Similar to the "Primary key", the "Declared schema" defines how the records will be shaped via a JSON Schema definition. It defines which fields and nested fields occur in the records, whether they are always available or sometimes missing and which types they are.

This information is used by the Airbyte system for different purposes:

  • Column selection when configuring a connection - in Airbyte cloud, the declared schema allows the user to pick which columns/fields are passed to the destination to dynamically reduce the amount of synced data
  • Recreating the data structure with right columns in destination - this allows a warehouse destination to create a SQL table which the columns matching the fields of records
  • Detecting schema changes - if the schema of a stream changes for an existing connection, this situation can be handled gracefully by Airbyte instead of causing errors in the destination

When doing test reads, the connector builder analyzes the test records and shows the derived schema in the "Detected schema" tab. By default, new streams are configured to automatically import the detected schema into the declared schema on every test read. This behavior can be toggled off by disabling the Automatically import declared schema switch, in which case the declared schema can be manually edited in the UI and it will no longer be automatically updated when triggering test reads.
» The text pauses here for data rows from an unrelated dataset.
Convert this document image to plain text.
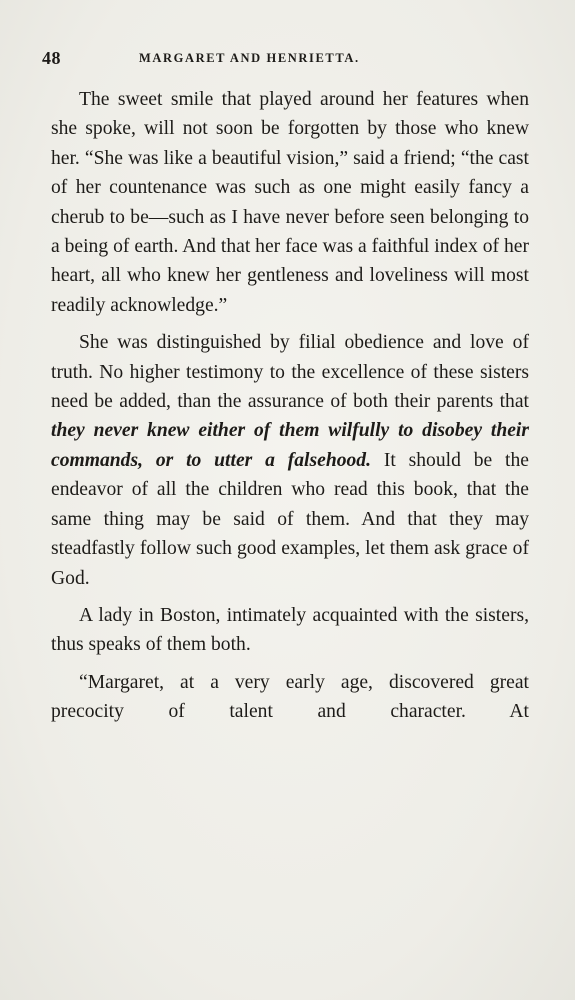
48	MARGARET AND HENRIETTA.

The sweet smile that played around her features when she spoke, will not soon be forgotten by those who knew her. “She was like a beautiful vision,” said a friend; “the cast of her countenance was such as one might easily fancy a cherub to be—such as I have never before seen belonging to a being of earth. And that her face was a faithful index of her heart, all who knew her gentleness and loveliness will most readily acknowledge.”

She was distinguished by filial obedience and love of truth. No higher testimony to the excellence of these sisters need be added, than the assurance of both their parents that they never knew either of them wilfully to disobey their commands, or to utter a falsehood. It should be the endeavor of all the children who read this book, that the same thing may be said of them. And that they may steadfastly follow such good examples, let them ask grace of God.

A lady in Boston, intimately acquainted with the sisters, thus speaks of them both.

“Margaret, at a very early age, discovered great precocity of talent and character. At
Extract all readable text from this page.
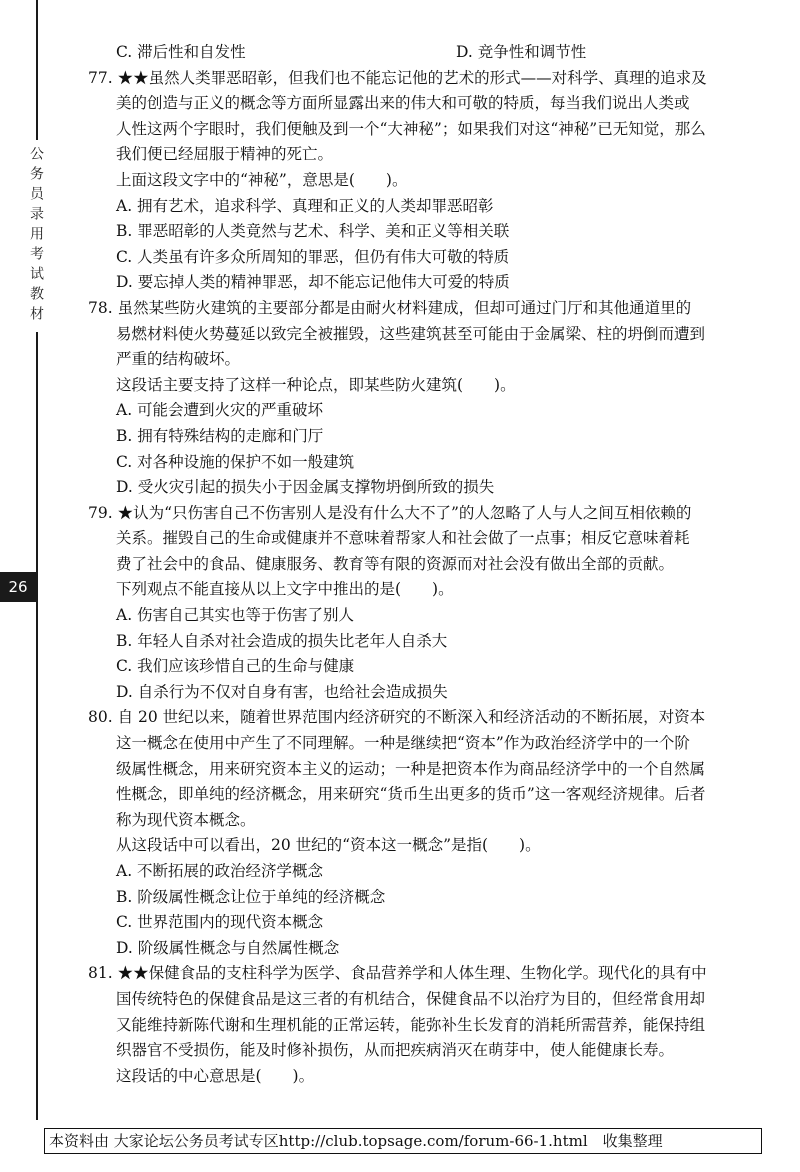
公务员录用考试教材
26
C. 滞后性和自发性	D. 竞争性和调节性
77. ★★虽然人类罪恶昭彰，但我们也不能忘记他的艺术的形式——对科学、真理的追求及
美的创造与正义的概念等方面所显露出来的伟大和可敬的特质，每当我们说出人类或
人性这两个字眼时，我们便触及到一个“大神秘”；如果我们对这“神秘”已无知觉，那么
我们便已经屈服于精神的死亡。
上面这段文字中的“神秘”，意思是(　　)。
A. 拥有艺术，追求科学、真理和正义的人类却罪恶昭彰
B. 罪恶昭彰的人类竟然与艺术、科学、美和正义等相关联
C. 人类虽有许多众所周知的罪恶，但仍有伟大可敬的特质
D. 要忘掉人类的精神罪恶，却不能忘记他伟大可爱的特质
78. 虽然某些防火建筑的主要部分都是由耐火材料建成，但却可通过门厅和其他通道里的
易燃材料使火势蔓延以致完全被摧毁，这些建筑甚至可能由于金属梁、柱的坍倒而遭到
严重的结构破坏。
这段话主要支持了这样一种论点，即某些防火建筑(　　)。
A. 可能会遭到火灾的严重破坏
B. 拥有特殊结构的走廊和门厅
C. 对各种设施的保护不如一般建筑
D. 受火灾引起的损失小于因金属支撑物坍倒所致的损失
79. ★认为“只伤害自己不伤害别人是没有什么大不了”的人忽略了人与人之间互相依赖的
关系。摧毁自己的生命或健康并不意味着帮家人和社会做了一点事；相反它意味着耗
费了社会中的食品、健康服务、教育等有限的资源而对社会没有做出全部的贡献。
下列观点不能直接从以上文字中推出的是(　　)。
A. 伤害自己其实也等于伤害了别人
B. 年轻人自杀对社会造成的损失比老年人自杀大
C. 我们应该珍惜自己的生命与健康
D. 自杀行为不仅对自身有害，也给社会造成损失
80. 自 20 世纪以来，随着世界范围内经济研究的不断深入和经济活动的不断拓展，对资本
这一概念在使用中产生了不同理解。一种是继续把“资本”作为政治经济学中的一个阶
级属性概念，用来研究资本主义的运动；一种是把资本作为商品经济学中的一个自然属
性概念，即单纯的经济概念，用来研究“货币生出更多的货币”这一客观经济规律。后者
称为现代资本概念。
从这段话中可以看出，20 世纪的“资本这一概念”是指(　　)。
A. 不断拓展的政治经济学概念
B. 阶级属性概念让位于单纯的经济概念
C. 世界范围内的现代资本概念
D. 阶级属性概念与自然属性概念
81. ★★保健食品的支柱科学为医学、食品营养学和人体生理、生物化学。现代化的具有中
国传统特色的保健食品是这三者的有机结合，保健食品不以治疗为目的，但经常食用却
又能维持新陈代谢和生理机能的正常运转，能弥补生长发育的消耗所需营养，能保持组
织器官不受损伤，能及时修补损伤，从而把疾病消灭在萌芽中，使人能健康长寿。
这段话的中心意思是(　　)。
本资料由 大家论坛公务员考试专区http://club.topsage.com/forum-66-1.html　收集整理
For example the following test records:

[
{
"id": "40205efe-5f94-11ed-aa11-7d1ac831a909",
"status": "SENT",
"subject": "Hello from Integration Test",
"created_at": "2022-11-08T18:36:25+00:00",
"sent_at": "2022-11-08T18:36:55+00:00"
},
{
"id": "91546616-5ef0-11ed-90c7-fbeacb2ee1eb",
"status": "SENT",
"subject": "Hello my first campaign",
"created_at": "2022-11-07T23:04:44+00:00",
"sent_at": "2022-11-08T12:48:27+00:00"
}
]

result in the following schema:

{
"$schema": "http://json-schema.org/schema#",
"properties": {
"created_at": {
"type": "string"
},
"id": {
"type": "string"
},
"sent_at": {
"type": "string"
},
"status": {
"type": "string"
},
"subject": {
"type": "string"
}
},
"type": "object"
}

More strict is always better, but the detected schema is a good default to rely on. See the documentation about supported data types for JSON schema structures that will be picked up by the Airbyte system.
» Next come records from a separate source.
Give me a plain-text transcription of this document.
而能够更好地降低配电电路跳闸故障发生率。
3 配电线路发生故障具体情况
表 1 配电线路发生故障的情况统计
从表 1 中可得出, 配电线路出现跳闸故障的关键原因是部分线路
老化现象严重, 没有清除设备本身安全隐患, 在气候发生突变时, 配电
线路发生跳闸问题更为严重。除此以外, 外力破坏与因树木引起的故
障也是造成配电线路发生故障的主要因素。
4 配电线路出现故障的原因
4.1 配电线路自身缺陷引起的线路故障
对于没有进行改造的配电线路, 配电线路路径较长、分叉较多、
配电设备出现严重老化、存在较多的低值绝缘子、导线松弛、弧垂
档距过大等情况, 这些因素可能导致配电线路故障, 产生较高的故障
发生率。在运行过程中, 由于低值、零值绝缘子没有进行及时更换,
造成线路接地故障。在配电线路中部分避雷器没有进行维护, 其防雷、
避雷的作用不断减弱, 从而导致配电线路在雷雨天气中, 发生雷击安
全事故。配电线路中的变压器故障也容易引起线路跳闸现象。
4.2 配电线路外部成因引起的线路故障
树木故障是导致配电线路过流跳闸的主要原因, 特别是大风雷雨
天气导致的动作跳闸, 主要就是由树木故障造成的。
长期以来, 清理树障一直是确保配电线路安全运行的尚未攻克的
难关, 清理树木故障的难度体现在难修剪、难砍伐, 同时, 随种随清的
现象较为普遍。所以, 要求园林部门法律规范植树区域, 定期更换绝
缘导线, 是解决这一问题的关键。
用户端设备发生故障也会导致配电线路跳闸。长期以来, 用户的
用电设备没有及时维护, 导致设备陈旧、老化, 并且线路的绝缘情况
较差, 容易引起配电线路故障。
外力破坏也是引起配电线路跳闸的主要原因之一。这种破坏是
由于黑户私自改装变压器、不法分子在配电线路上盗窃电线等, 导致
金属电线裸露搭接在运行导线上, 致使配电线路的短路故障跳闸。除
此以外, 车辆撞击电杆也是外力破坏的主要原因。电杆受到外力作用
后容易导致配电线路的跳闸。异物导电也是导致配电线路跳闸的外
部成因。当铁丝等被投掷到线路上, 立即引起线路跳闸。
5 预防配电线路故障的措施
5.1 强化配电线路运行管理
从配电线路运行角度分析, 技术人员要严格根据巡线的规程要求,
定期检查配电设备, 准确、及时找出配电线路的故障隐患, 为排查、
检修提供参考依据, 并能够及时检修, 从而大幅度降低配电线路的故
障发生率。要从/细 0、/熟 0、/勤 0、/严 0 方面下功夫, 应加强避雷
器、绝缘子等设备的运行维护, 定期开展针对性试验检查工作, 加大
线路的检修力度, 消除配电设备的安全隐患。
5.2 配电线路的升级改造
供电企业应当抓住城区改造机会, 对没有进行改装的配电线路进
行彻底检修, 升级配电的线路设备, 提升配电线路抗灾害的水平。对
If Automatically import detected schema is disabled, and the declared schema deviates from the detected schema, the "Detected schema" tab in the testing panel highlights the differences. It's important to note that differences are not necessarily a problem that needs to be fixed - in some cases the currently loaded set of records in the testing panel doesn't feature all possible cases so the detected schema is too strict. However, if the declared schema is incompatible with the detected schema based on the test records, it's very likely there will be errors when running syncs.

Detected schema with highlighted differences

In the case of the example above, there are two differences between detected and declared schema. The first difference for the name field is not problematic:

     "name": {
- "type": [
- "string",
- "null"
- ]
+ "type": "null"
},

The declared schema allows the null value for the name while the detected schema only encountered strings. If it's possible the name is set to null, the detected schema is configured correctly.

The second difference will likely cause problems:

     "subject": {
- "type": "number"
+ "type": "string"
}

The subject field was detected as string, but is configured to be a number in the declared schema. As the API returned string subjects during testing, it's likely this will also happen during syncs which would render the declared schema inaccurate. Depending on the situation this can be fixed in multiple ways:

  • If the API changed and subject is always a string now, the declared schema should be updated to reflect this: "subject": { "type": "string" }
  • If the API is sometimes returning subject as number of string depending on the record, the declared schema should be updated to allow both data types: "subject": { "type": ["string","number"] }

A common situation is that certain record fields do not have any any values for the test read data, so they are set to null. In the detected schema, these field are of type "null" which is most likely not correct for all cases. In these situations, the declared schema should be manually corrected.